Yeah, thanks for the great question. So our, as you mentioned -- our analysis plan this allow for testing superiority again, the aflibercept, if our non-inferiority is met. So it's a hierarchical test. So we have the ability to test for that.

Of course, if we see that the DURAVYU produce superior visual outcomes compared to on-label aflibercept, then, of course, I think it would be an outstanding result for the retina community and wet AMD patients and it would allow us to position to review as a premium medication.

Of course, having a superiority claim against on-label aflibercept, I think from a retina special perspective, is much more relevant than having superiority versus a single dose of aflibercept.

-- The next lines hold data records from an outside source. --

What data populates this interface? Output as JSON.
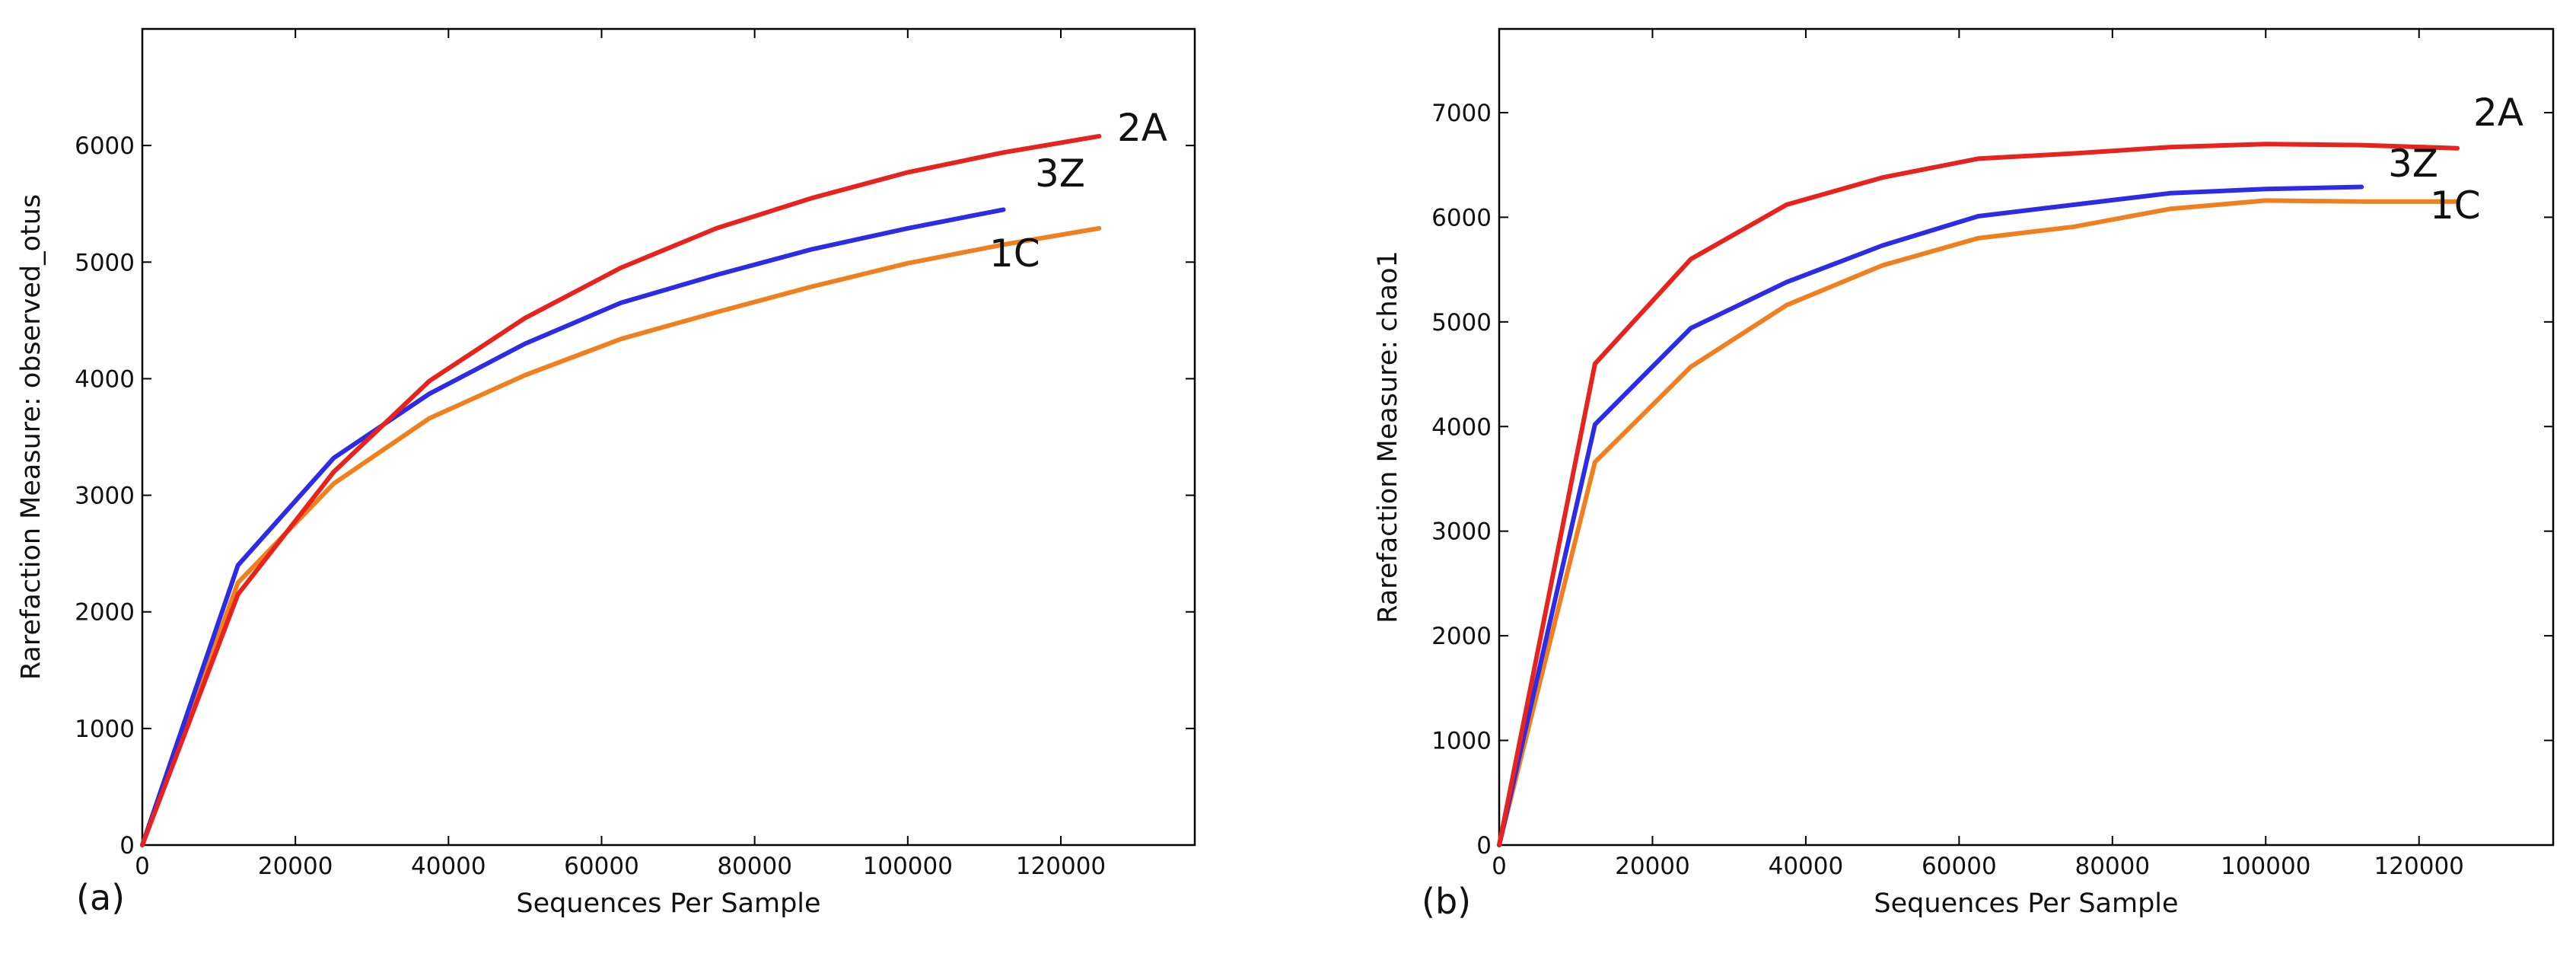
{
  "chart_data": [
    {
      "type": "line",
      "panel_label": "(a)",
      "xlabel": "Sequences Per Sample",
      "ylabel": "Rarefaction Measure: observed_otus",
      "xlim": [
        0,
        137500
      ],
      "ylim": [
        0,
        7000
      ],
      "xticks": [
        0,
        20000,
        40000,
        60000,
        80000,
        100000,
        120000
      ],
      "yticks": [
        0,
        1000,
        2000,
        3000,
        4000,
        5000,
        6000
      ],
      "xtick_labels": [
        "0",
        "20000",
        "40000",
        "60000",
        "80000",
        "100000",
        "120000"
      ],
      "ytick_labels": [
        "0",
        "1000",
        "2000",
        "3000",
        "4000",
        "5000",
        "6000"
      ],
      "grid": false,
      "series": [
        {
          "name": "2A",
          "color": "#e8221c",
          "x": [
            0,
            12500,
            25000,
            37500,
            50000,
            62500,
            75000,
            87500,
            100000,
            112500,
            125000
          ],
          "y": [
            0,
            2150,
            3200,
            3980,
            4520,
            4950,
            5290,
            5550,
            5770,
            5940,
            6080
          ]
        },
        {
          "name": "3Z",
          "color": "#2c2ce6",
          "x": [
            0,
            12500,
            25000,
            37500,
            50000,
            62500,
            75000,
            87500,
            100000,
            112500
          ],
          "y": [
            0,
            2400,
            3320,
            3870,
            4300,
            4650,
            4890,
            5110,
            5290,
            5450
          ]
        },
        {
          "name": "1C",
          "color": "#f07f1e",
          "x": [
            0,
            12500,
            25000,
            37500,
            50000,
            62500,
            75000,
            87500,
            100000,
            112500,
            125000
          ],
          "y": [
            0,
            2250,
            3100,
            3660,
            4030,
            4340,
            4570,
            4790,
            4990,
            5150,
            5290
          ]
        }
      ]
    },
    {
      "type": "line",
      "panel_label": "(b)",
      "xlabel": "Sequences Per Sample",
      "ylabel": "Rarefaction Measure: chao1",
      "xlim": [
        0,
        137500
      ],
      "ylim": [
        0,
        7800
      ],
      "xticks": [
        0,
        20000,
        40000,
        60000,
        80000,
        100000,
        120000
      ],
      "yticks": [
        0,
        1000,
        2000,
        3000,
        4000,
        5000,
        6000,
        7000
      ],
      "xtick_labels": [
        "0",
        "20000",
        "40000",
        "60000",
        "80000",
        "100000",
        "120000"
      ],
      "ytick_labels": [
        "0",
        "1000",
        "2000",
        "3000",
        "4000",
        "5000",
        "6000",
        "7000"
      ],
      "grid": false,
      "series": [
        {
          "name": "2A",
          "color": "#e8221c",
          "x": [
            0,
            12500,
            25000,
            37500,
            50000,
            62500,
            75000,
            87500,
            100000,
            112500,
            125000
          ],
          "y": [
            0,
            4600,
            5600,
            6120,
            6380,
            6560,
            6610,
            6670,
            6700,
            6690,
            6660
          ]
        },
        {
          "name": "3Z",
          "color": "#2c2ce6",
          "x": [
            0,
            12500,
            25000,
            37500,
            50000,
            62500,
            75000,
            87500,
            100000,
            112500
          ],
          "y": [
            0,
            4020,
            4940,
            5380,
            5730,
            6010,
            6120,
            6230,
            6270,
            6290
          ]
        },
        {
          "name": "1C",
          "color": "#f07f1e",
          "x": [
            0,
            12500,
            25000,
            37500,
            50000,
            62500,
            75000,
            87500,
            100000,
            112500,
            125000
          ],
          "y": [
            0,
            3660,
            4570,
            5160,
            5540,
            5800,
            5910,
            6080,
            6160,
            6150,
            6150
          ]
        }
      ]
    }
  ]
}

So we are, we continue to be optimistic with our LUGANA LUCIA study. We were very fortunate to have the [W-2 or phase] to study to support, the design of the phase 3 programs. A lot of the learnings coming from there and we're looking forward to see the results mid next year.

Thank you.

This concludes the question-and-answer session. I will now turn it over to Jay Duker for closing remarks.

Thanks very much. Before we close, I do want to mention a tremendous honor that EyePoint received this week. We were voted a 2026 Best Places to Work by Biospace. In fact, we were in the Top Five best biotech companies nationally. This is a testament to the incredible team and culture we built here at EyePoint.

Exceptional execution does not come in a vacuum. I want to thank all of our amazing team for this honor, but especially our Human Resources Group led by our Chief People Officer Jennifer Leonard.

Thank you all for your time and attention this morning.

Thank you for your participation in today's conference. This does conclude the program. You may now disconnect.